Headache As A Coronavirus Symptom: Acupuncture
I’d like to discuss headache as one of the CDC’s 11 symptoms of the coronavirus. The classic definition of a headache is a painful sensation in any part of the head, ranging from sharp to dull that can accompany other symptoms. Headache has been determined to be one of the main symptoms of COVID-19. If you feel you’ve been infected by this virus, I recommend you contact your physician to get tested, and while under the care of your physician attempt to contact your local acupuncturist for additional care regarding your symptoms. A headache brought on by the coronavirus tends to present as really tight with somewhat of a squeezing sensation to it and it usually worsens with cough and fever. This sensation tends to occur as a result of your immune system reacting to this virus via its actions of releasing chemical cytokines in which the cerebral cortex of the brain perceives as pain. Those whose lungs have been severely impacted tend to show more complex neurological complications.
Findings from observational studies are showing that the onset of headaches can occur during the presymptomatic phase or the symptomatic phase of infection.

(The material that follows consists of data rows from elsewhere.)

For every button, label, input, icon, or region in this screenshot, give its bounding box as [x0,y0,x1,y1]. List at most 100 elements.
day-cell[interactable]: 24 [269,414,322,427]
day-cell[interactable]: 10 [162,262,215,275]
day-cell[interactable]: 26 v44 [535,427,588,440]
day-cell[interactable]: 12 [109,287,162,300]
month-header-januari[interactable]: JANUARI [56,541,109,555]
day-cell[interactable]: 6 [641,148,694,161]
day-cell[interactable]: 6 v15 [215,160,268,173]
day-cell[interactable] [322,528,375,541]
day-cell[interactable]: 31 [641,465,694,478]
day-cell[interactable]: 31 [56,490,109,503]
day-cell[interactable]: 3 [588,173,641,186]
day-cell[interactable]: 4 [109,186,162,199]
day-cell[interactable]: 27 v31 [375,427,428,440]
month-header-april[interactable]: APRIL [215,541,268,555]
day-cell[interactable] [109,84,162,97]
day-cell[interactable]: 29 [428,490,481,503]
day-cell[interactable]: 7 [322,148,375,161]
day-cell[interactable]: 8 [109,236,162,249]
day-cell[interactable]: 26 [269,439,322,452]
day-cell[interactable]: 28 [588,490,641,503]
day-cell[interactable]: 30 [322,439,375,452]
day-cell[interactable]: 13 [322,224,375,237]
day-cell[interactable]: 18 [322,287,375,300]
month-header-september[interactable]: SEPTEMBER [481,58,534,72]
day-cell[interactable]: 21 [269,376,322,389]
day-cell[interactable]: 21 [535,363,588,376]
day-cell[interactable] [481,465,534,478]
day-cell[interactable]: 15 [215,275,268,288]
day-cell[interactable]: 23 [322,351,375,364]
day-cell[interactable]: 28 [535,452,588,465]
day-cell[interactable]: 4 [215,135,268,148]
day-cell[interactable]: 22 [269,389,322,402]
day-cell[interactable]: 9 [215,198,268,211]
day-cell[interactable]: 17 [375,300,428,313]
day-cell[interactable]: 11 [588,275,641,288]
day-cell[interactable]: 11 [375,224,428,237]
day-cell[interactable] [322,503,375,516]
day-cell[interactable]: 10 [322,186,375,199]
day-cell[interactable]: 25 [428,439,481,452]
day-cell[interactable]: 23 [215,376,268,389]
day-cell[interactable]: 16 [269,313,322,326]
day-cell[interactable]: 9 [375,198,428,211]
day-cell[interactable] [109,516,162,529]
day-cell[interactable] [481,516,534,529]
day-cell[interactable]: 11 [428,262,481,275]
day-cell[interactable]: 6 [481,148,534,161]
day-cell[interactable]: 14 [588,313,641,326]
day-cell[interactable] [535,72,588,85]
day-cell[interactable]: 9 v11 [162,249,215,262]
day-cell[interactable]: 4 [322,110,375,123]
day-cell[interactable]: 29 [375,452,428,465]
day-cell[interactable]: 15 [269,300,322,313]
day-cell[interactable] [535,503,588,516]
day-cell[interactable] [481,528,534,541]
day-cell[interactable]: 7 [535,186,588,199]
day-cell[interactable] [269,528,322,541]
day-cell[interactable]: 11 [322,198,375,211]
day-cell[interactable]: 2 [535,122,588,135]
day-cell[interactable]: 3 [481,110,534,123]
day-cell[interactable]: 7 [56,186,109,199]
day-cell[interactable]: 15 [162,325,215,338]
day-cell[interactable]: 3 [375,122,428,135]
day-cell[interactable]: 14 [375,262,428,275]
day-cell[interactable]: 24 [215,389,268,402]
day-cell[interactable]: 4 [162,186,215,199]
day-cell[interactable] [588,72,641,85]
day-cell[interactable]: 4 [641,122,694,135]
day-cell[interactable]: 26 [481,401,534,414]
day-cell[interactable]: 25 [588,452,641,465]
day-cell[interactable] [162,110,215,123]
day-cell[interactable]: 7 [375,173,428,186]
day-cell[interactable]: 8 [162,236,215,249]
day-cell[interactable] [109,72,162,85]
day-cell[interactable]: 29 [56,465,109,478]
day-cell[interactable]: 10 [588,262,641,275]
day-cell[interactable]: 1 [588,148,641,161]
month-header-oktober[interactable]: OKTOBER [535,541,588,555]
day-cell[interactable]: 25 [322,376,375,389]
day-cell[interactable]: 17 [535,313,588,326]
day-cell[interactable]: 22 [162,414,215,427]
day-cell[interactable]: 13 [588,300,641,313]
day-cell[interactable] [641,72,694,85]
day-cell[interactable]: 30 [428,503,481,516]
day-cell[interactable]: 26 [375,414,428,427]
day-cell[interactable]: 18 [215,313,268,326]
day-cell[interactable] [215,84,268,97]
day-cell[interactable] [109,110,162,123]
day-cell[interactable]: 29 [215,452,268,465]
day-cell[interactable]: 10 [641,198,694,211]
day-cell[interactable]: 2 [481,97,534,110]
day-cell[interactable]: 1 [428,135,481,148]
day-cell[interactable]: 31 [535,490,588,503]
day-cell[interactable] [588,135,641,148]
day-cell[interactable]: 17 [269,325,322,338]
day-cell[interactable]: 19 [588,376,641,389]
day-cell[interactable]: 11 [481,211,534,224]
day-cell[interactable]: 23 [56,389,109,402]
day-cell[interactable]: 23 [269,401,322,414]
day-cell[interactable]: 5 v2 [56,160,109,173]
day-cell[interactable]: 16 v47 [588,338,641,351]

There are known cases where headaches as a symptom of the coronavirus persisted long after all other symptoms had been resolved. As usual, I’ve been asked by some: How is a headache diagnosed and treated in Chinese medicine? In Chinese medicine, the head is the area where the yang channels of the body meet. Pain in the form of headaches tends to occur as a result of yang being obstructed or there’s a lack of qi, blood, or essence as nourishment is deficient.
Now a headache in Chinese medicine can be a result of exterior pathogenic factors or interior organ dysfunction. Headaches in Chinese medicine are usually tied to the internal wind as a result of exterior wind being the main pathogenic factor. The upper part of an individuals’ body is usually the first area to be attacked by the external wind. Wind pathogens in Chinese medicine tend to carry other pathogens with it when it invades the body. For example, wind-cold tends to coagulate qi and blood and obstruct the collaterals. And wind-heat tends to go upwards to the head to disturb the orifices. Wind-damp tends to disrupt the flow of qi, especially yang qi obstructing the ascension of yang. If the headache appears as stubborn and may linger for several months, I would include herbs that would invigorate the blood and unblock the channels within the body because headaches that tend to linger long after other symptoms have resolved tends to be a sign of deep obstruction within the collaterals whereby herbs are generally needed to assist acupuncture.